At Imperial he developed a business plan for a bubble tea business, which won the School’s Health Management Entrepreneurship Award, but by then he had caught the mango bug.
He teamed up with a friend who was a cordon bleu-trained chef to come up with some recipes that blended eastern and western flavours, and began looking for suppliers from the major mango-producing countries, from Brazil to India to Thailand.
He reached out to John, a friend from his undergrad days at University College London, who was already a successful entrepreneur. John, who grew up in Australia and he UK, was studying History with German at UCL and shared halls with Ralph, who was doing his first degree in Biomedical Sciences.
As a student John had set up a company called Written Word Translations, which provided translation services in five languages, as well as proof-reading and editing services for Phd dissertations.
He ran it successfully for three years. Throughout his undergrad days he was supervisor of the college bar, so he had experience in the food and beverages industry too.

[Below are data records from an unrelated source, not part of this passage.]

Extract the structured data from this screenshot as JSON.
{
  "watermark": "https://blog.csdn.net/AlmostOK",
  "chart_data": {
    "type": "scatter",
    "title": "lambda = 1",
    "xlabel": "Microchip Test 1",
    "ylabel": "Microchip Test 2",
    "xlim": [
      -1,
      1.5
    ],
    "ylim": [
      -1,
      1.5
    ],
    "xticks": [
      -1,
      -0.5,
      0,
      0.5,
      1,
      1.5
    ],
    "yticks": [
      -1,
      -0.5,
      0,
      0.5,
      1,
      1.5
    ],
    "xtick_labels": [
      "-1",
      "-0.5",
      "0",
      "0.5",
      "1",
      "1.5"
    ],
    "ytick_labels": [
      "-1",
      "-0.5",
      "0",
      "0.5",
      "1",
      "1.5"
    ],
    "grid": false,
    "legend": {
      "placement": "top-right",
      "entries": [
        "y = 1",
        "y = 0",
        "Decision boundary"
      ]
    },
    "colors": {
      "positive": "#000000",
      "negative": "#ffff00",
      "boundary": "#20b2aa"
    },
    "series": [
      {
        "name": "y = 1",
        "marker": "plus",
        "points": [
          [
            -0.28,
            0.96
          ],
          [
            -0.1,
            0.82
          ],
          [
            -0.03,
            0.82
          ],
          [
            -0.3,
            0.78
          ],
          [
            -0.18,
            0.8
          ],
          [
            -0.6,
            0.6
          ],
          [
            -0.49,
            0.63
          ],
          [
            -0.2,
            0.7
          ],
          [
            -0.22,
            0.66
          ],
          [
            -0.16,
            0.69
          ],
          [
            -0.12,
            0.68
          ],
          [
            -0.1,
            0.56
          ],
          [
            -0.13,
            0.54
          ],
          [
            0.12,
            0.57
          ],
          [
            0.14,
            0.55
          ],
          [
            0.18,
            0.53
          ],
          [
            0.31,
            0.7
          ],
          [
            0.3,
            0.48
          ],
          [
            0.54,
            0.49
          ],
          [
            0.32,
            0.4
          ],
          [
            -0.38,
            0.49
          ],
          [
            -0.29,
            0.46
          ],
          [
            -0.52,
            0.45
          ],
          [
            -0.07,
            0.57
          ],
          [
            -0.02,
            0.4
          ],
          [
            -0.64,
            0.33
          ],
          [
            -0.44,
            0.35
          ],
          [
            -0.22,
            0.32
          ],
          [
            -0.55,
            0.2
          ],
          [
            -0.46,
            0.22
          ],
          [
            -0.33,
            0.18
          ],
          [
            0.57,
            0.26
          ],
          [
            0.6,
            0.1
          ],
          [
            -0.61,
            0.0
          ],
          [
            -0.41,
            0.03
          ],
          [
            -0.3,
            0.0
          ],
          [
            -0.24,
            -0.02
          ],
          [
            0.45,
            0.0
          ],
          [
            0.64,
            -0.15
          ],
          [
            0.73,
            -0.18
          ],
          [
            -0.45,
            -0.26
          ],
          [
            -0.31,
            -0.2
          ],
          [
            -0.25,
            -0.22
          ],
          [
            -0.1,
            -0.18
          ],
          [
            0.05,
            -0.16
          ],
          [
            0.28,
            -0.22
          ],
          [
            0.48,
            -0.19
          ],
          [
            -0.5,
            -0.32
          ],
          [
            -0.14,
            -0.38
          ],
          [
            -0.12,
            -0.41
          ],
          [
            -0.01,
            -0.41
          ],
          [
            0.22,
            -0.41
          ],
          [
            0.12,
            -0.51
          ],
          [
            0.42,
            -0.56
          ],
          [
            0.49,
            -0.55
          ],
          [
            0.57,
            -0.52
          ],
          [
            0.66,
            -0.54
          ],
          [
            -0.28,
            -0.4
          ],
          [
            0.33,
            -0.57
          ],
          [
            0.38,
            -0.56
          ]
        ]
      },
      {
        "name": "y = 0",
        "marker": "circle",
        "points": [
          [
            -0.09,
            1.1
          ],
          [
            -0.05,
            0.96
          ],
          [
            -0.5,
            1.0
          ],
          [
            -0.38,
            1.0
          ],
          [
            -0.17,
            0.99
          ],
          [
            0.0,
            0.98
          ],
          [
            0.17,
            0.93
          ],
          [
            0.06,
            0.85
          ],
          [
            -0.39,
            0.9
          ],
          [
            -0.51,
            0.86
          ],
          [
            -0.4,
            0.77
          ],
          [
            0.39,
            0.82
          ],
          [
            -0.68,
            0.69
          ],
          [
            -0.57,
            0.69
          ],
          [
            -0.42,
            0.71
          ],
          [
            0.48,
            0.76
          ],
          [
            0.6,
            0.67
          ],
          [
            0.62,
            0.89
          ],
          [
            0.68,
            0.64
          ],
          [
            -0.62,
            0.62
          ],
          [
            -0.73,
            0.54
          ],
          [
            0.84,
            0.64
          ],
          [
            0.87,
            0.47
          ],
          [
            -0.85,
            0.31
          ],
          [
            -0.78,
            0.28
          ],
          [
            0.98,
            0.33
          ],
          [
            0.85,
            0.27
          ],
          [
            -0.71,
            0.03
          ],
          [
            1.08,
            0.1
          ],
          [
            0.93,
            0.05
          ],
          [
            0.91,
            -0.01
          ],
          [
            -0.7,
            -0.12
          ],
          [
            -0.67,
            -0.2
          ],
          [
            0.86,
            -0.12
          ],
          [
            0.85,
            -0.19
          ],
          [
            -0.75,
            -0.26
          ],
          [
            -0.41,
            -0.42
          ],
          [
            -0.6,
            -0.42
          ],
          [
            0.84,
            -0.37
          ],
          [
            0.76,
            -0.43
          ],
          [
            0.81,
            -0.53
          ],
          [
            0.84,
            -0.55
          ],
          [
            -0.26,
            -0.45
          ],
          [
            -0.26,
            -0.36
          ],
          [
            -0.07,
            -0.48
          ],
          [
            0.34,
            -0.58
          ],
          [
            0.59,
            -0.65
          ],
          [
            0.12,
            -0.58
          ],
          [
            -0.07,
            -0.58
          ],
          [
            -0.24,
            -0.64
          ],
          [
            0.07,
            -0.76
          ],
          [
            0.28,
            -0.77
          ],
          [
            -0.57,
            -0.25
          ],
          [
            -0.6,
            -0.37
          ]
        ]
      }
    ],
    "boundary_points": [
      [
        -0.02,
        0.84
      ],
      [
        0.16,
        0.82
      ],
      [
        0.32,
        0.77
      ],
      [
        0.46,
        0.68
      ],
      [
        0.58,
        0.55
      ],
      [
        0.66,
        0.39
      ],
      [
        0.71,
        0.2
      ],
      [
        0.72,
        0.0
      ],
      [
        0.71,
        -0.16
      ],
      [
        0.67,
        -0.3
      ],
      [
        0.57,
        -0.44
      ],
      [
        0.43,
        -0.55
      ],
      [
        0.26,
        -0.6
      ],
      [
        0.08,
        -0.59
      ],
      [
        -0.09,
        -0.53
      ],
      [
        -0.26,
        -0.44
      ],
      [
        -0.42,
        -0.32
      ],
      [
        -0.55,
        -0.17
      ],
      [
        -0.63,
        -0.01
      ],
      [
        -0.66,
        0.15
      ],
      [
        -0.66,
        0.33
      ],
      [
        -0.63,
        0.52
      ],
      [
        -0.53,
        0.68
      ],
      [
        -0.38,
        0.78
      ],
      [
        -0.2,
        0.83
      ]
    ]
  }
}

After graduating in June 2011 with an MSc in Economic History, John interned at insurance brokerage firm Marsh and McLellan, but he knew that he wanted to be an entrepreneur. The question was: now, or later?
Ralph had talked to him about the MADD concept and John was hooked. he turned down the offer of a consulting job and joined Ralph full-time. “I met a lot of guys in consulting who’d wished they’d started a business, but now it was too late,” he says.
The pair are working hard on getting the word out about MADD via Facebook and Twitter, as well as running events to coincide with the Raindance film festival, and gatherings for entrepreneurs and artists at the cafe, which looks great after its funky face lift. Their goal is to turn MADD into a meeting spot for networking and discussions between like-minded people.
MADD after its recent renovation - intended to be a hang-out for artists and entrepreneurs, as well as mango lovers
“Our network has been so important to us, and we want to help other entrepreneurs to network too,” says John.
“We realised that help is just a phone call away,” says Ralph. Many of their trusted suppliers, including the decorators and artists who helped renovate the cafe, have come through personal contacts.
They’re also looking at opportunities to provide catering services to large events.
The finances of the business are tough. John says that a cafe like MADD can typically expect to lose £1 million in its first year. The main investors so far are Ralph’s parents, who are both doctors, and who he pitched to after the success of his first business plan at Imperial.
The Imperial MSc taught him the business context of health care, says Ralph, and made him appreciate the complexity of health care systems a lot more. He learned key management and business principles, and was always being challenged to apply these concepts to real world case studies and problems. In short, the program gave him the confidence and motivation to strike out as an entrepreneur.
And what’s John and Ralph’s advice to aspiring entrepreneurs?
“Share. Don’t try to hold on to everything and do everything yourself,” says John.
“Get experience in the industry you’re entering,” says Ralph. “If you’re interested in catering, get experience in a cafe or restaurant. Observe how they do things and think about what you could improve on.”